While finishing her undergraduate career, Amira says the University of Tennessee Knoxville kept coming up in her browsing, and she was very interested in potential projects to work on within the department of Entomology and Plant Pathology. When she visited UT and met with her now advisor, Dr. Jerome Grant, she fondly remembered an outreach event in the UT Auditorium for children to attend to learn about insects. Amira began her graduate studies in the Fall of 2019 and is actively researching how to mitigate Crapemyrtle bark scale (CMBS), Acanthococcus (= Eriococcus) lagerstroemiae (Kuwana), an invasive pest from Asia that is a threat to the ornamental nursery industry, homeowners, and landscapers in the U.S. before it becomes an economic barrier for crape myrtle production and growth. Outside of the actual research she does, Amira is passionate about community outreach and engagement.

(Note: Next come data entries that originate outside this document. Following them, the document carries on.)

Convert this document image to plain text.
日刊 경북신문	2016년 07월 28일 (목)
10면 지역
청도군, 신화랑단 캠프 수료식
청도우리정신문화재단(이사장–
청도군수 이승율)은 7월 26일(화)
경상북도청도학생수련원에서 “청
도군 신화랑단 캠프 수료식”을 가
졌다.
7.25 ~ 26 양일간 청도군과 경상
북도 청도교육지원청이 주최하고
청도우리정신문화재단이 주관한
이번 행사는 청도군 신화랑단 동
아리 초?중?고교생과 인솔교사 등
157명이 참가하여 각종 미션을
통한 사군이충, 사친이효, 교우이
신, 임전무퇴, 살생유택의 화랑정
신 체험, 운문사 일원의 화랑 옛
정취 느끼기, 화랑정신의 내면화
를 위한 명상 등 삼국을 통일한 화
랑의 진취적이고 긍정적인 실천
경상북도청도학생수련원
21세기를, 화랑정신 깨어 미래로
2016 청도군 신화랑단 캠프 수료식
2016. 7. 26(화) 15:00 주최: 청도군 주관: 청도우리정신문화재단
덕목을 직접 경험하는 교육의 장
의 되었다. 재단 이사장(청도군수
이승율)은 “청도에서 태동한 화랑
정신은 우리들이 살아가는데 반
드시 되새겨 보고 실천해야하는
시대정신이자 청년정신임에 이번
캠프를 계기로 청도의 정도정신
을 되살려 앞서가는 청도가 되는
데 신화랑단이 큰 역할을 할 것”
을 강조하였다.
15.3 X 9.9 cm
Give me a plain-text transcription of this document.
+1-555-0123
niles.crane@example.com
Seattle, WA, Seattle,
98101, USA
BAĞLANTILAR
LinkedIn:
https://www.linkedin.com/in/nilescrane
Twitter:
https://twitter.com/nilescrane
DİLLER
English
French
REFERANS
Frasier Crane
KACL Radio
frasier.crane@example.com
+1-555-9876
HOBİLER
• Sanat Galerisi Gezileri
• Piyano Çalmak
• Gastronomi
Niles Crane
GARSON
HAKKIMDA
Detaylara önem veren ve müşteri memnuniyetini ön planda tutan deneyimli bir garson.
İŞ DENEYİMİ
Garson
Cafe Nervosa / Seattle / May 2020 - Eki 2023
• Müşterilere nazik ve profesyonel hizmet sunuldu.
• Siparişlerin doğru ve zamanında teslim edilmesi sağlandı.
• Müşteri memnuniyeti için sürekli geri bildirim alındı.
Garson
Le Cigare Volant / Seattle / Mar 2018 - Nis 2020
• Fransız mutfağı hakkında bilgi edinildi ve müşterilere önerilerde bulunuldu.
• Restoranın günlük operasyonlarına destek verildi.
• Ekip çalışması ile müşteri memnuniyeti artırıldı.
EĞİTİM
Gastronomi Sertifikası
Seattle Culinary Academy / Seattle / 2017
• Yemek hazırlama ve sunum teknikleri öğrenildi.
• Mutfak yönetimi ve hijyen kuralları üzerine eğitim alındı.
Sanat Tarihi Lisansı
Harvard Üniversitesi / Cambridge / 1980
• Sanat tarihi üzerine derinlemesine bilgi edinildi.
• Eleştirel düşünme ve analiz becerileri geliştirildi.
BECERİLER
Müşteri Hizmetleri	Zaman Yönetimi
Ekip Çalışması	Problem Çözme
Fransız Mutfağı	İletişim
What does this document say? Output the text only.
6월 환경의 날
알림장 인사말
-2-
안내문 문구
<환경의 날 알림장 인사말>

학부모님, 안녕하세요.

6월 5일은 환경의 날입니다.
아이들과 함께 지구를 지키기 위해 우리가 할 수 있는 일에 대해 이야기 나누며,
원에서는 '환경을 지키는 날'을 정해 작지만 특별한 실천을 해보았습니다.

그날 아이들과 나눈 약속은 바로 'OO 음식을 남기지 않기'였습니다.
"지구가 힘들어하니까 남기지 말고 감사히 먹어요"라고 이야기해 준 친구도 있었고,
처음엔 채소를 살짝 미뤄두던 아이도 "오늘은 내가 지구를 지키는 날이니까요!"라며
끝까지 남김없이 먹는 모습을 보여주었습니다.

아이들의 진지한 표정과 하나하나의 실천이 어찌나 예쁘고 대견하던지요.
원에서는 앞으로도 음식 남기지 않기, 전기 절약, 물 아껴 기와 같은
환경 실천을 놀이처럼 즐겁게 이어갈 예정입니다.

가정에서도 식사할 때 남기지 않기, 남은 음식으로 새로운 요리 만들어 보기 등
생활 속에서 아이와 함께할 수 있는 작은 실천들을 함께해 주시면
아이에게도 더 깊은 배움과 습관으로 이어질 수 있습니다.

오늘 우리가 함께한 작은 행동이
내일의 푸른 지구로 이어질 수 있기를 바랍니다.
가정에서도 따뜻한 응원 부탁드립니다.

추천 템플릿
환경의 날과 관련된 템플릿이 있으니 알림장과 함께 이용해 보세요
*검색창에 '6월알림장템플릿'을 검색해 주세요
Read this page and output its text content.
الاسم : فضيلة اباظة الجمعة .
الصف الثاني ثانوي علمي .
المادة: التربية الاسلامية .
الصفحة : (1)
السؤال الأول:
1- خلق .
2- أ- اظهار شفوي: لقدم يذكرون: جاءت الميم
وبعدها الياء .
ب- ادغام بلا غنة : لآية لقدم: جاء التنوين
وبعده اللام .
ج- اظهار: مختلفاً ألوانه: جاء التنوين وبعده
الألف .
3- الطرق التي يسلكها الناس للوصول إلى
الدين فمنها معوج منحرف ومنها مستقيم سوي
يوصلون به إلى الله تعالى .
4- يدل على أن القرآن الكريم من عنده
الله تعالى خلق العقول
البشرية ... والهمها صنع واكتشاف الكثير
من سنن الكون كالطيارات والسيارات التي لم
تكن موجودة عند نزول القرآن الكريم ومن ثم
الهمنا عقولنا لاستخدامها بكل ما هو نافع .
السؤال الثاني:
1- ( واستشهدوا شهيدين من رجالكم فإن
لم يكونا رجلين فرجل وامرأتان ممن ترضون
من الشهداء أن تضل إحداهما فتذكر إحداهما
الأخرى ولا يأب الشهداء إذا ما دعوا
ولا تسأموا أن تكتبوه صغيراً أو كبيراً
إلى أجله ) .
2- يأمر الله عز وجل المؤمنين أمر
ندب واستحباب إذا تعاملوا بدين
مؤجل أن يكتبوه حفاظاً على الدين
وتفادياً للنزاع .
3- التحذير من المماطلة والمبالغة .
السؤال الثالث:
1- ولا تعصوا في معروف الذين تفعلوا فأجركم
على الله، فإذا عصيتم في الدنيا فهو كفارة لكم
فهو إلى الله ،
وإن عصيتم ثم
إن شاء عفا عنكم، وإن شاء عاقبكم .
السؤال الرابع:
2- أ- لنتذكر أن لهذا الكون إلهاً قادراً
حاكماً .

During her research, Amira is frequently visiting neighborhoods in TN to assess signs of CMBS. This has prompted several opportunities for Amira to share with kids, teens, and adults what she is doing, why it’s important, and answer any questions they may have.
Another perk to moving to Knoxville, TN is being in the Appalachian Mountains. When not hunting in neighborhoods for CMBS, Amira enjoys getting outdoors with her pitbull, Star, pictured left.